Purpose Monthly Income Fund February Commentary

Fund Highlights

  • Positive for the month, the Fund rallied in large part due to exposure to high yield bonds and materials sector exposure. Dividend equities exposure detracted from Fund performance.
  • In fixed income, a relief rally in high yield bonds and the reiteration of the Fed’s economic outlook of gradual lift-off boosted the performance of the Fund. Fixed income remains the largest portion of the Fund with a current cash yield close to 3.5%.
  • Real assets provided the bulk of gains this month as the materials sector surged back on increasing demand of safe haven gold but also on the revival of the commodities complex which had major shake-ups on the supply side such as sugar futures rising on production declines in Southeast Asia.
  • Dividend equities detracted from performance as U.S. REITs suffered on the back of expectations of higher interest rates as the Fed reiterated its liftoff stance.
  • The Fund completed a quarterly rebalance in February removing 12 equity securities with 8 additions. The Fund removed a single commodity position and added 2 commodity positions. The fixed income sleeve maintained tactical allocations through the month as trends remained stable.
  • The Fund continued to hedge U.S. dollar currency exposure maintaining a net U.S. dollar exposure of approximately 7% of the Fund’s NAV.

Market Commentary
Markets tested lower early in February driven by heightened risk aversion. Risk assets have seen a strong correlation with oil in recent months as WTI sank to multiyear lows.
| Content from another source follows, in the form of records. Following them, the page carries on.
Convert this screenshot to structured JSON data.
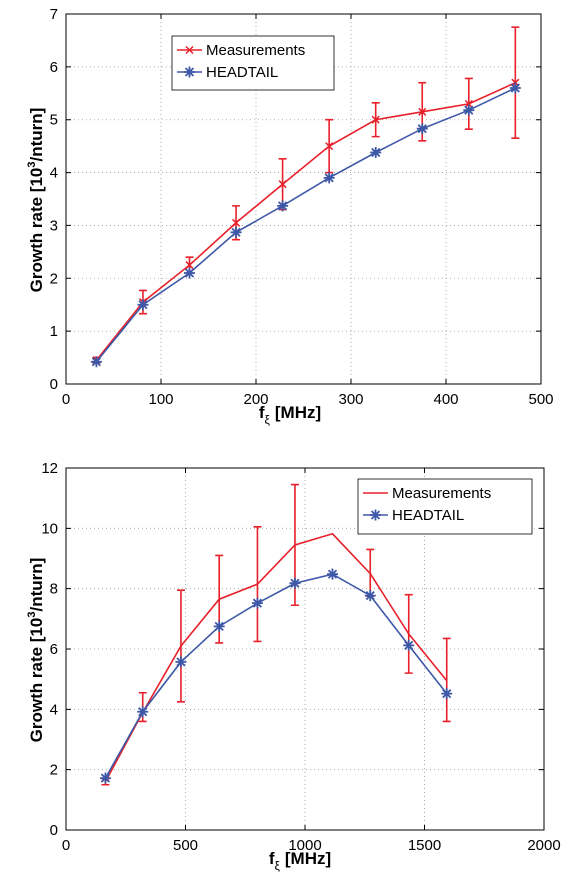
{
  "chart_data": [
    {
      "type": "line",
      "xlabel_main": "f",
      "xlabel_sub": "ξ",
      "xlabel_unit": "[MHz]",
      "ylabel_pre": "Growth rate [10",
      "ylabel_sup": "3",
      "ylabel_post": "/nturn]",
      "xlim": [
        0,
        500
      ],
      "ylim": [
        0,
        7
      ],
      "xticks": [
        0,
        100,
        200,
        300,
        400,
        500
      ],
      "yticks": [
        0,
        1,
        2,
        3,
        4,
        5,
        6,
        7
      ],
      "grid": true,
      "legend_position": "top-left",
      "series": [
        {
          "name": "Measurements",
          "color": "#e8202a",
          "marker": "x",
          "x": [
            32,
            81,
            130,
            179,
            228,
            277,
            326,
            375,
            424,
            473
          ],
          "y": [
            0.45,
            1.55,
            2.25,
            3.05,
            3.78,
            4.5,
            5.0,
            5.15,
            5.3,
            5.7
          ],
          "err_low": [
            0.05,
            0.22,
            0.15,
            0.32,
            0.48,
            0.5,
            0.32,
            0.55,
            0.48,
            1.05
          ],
          "err_high": [
            0.05,
            0.22,
            0.15,
            0.32,
            0.48,
            0.5,
            0.32,
            0.55,
            0.48,
            1.05
          ]
        },
        {
          "name": "HEADTAIL",
          "color": "#3e58a8",
          "marker": "*",
          "x": [
            32,
            81,
            130,
            179,
            228,
            277,
            326,
            375,
            424,
            473
          ],
          "y": [
            0.42,
            1.5,
            2.1,
            2.87,
            3.37,
            3.9,
            4.38,
            4.83,
            5.18,
            5.6
          ]
        }
      ]
    },
    {
      "type": "line",
      "xlabel_main": "f",
      "xlabel_sub": "ξ",
      "xlabel_unit": "[MHz]",
      "ylabel_pre": "Growth rate [10",
      "ylabel_sup": "3",
      "ylabel_post": "/nturn]",
      "xlim": [
        0,
        2000
      ],
      "ylim": [
        0,
        12
      ],
      "xticks": [
        0,
        500,
        1000,
        1500,
        2000
      ],
      "yticks": [
        0,
        2,
        4,
        6,
        8,
        10,
        12
      ],
      "grid": true,
      "legend_position": "top-right",
      "series": [
        {
          "name": "Measurements",
          "color": "#e8202a",
          "marker": "none",
          "x": [
            165,
            321,
            481,
            641,
            801,
            958,
            1115,
            1273,
            1434,
            1593
          ],
          "y": [
            1.6,
            3.9,
            6.1,
            7.65,
            8.15,
            9.45,
            9.82,
            8.5,
            6.5,
            4.95
          ],
          "err_low": [
            0.1,
            0.3,
            1.85,
            1.45,
            1.9,
            2.0,
            0.0,
            0.75,
            1.3,
            1.35
          ],
          "err_high": [
            0.1,
            0.65,
            1.85,
            1.45,
            1.9,
            2.0,
            0.0,
            0.8,
            1.3,
            1.4
          ]
        },
        {
          "name": "HEADTAIL",
          "color": "#3e58a8",
          "marker": "*",
          "x": [
            165,
            321,
            481,
            641,
            801,
            958,
            1115,
            1273,
            1434,
            1593
          ],
          "y": [
            1.72,
            3.92,
            5.57,
            6.75,
            7.52,
            8.18,
            8.48,
            7.77,
            6.12,
            4.52
          ]
        }
      ]
    }
  ]
}
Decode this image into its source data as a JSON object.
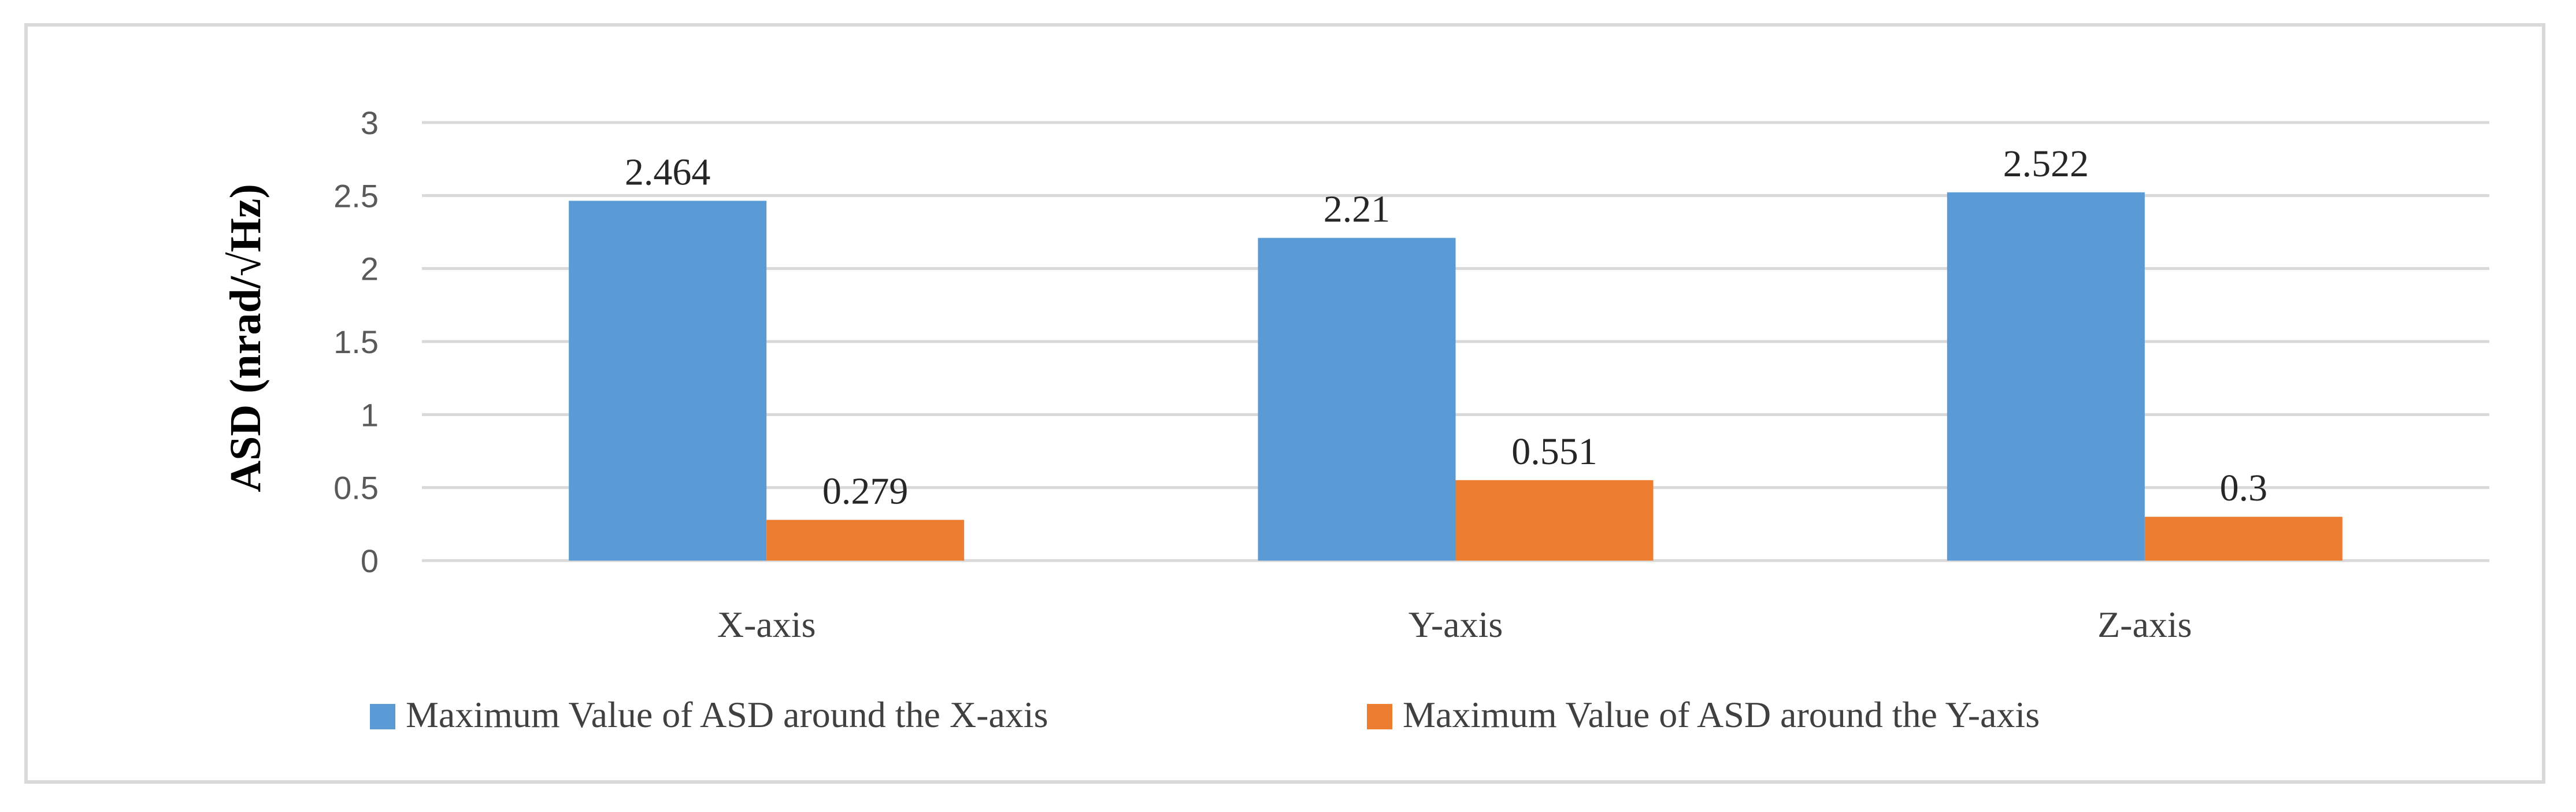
{
  "chart_data": {
    "type": "bar",
    "categories": [
      "X-axis",
      "Y-axis",
      "Z-axis"
    ],
    "series": [
      {
        "name": "Maximum Value of ASD around the X-axis",
        "values": [
          2.464,
          2.21,
          2.522
        ],
        "color": "#5b9bd5"
      },
      {
        "name": "Maximum Value of ASD around the Y-axis",
        "values": [
          0.279,
          0.551,
          0.3
        ],
        "color": "#ed7d31"
      }
    ],
    "data_labels": [
      [
        "2.464",
        "2.21",
        "2.522"
      ],
      [
        "0.279",
        "0.551",
        "0.3"
      ]
    ],
    "y_ticks": [
      "0",
      "0.5",
      "1",
      "1.5",
      "2",
      "2.5",
      "3"
    ],
    "ylim": [
      0,
      3
    ],
    "ylabel": "ASD (nrad/√Hz)",
    "xlabel": "",
    "title": "",
    "grid": true,
    "legend_position": "bottom",
    "gridline_color": "#d9d9d9"
  }
}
However, as things looked bleakest, sentiment seemed to shift after rumours emerged that the largest oil producing nations were intent on meeting in March to discuss possible production cuts. Crude rallied over 30% off the lows which had a positive transmission effect across equity and high yield markets. Canadian equities outperformed as cyclical sectors saw a sizeable bounce. Talks of increased fiscal stimulus and a waning need for further rate cuts helped the loonie recover over 3%. US GDP and jobs growth was better than expected, and the Fed reiterated its outlook for a gradual liftoff in 2016. Europe still produced sluggish IP and PMI’s, while the threat of a UK Brexit was a further overhang for the Eurozone.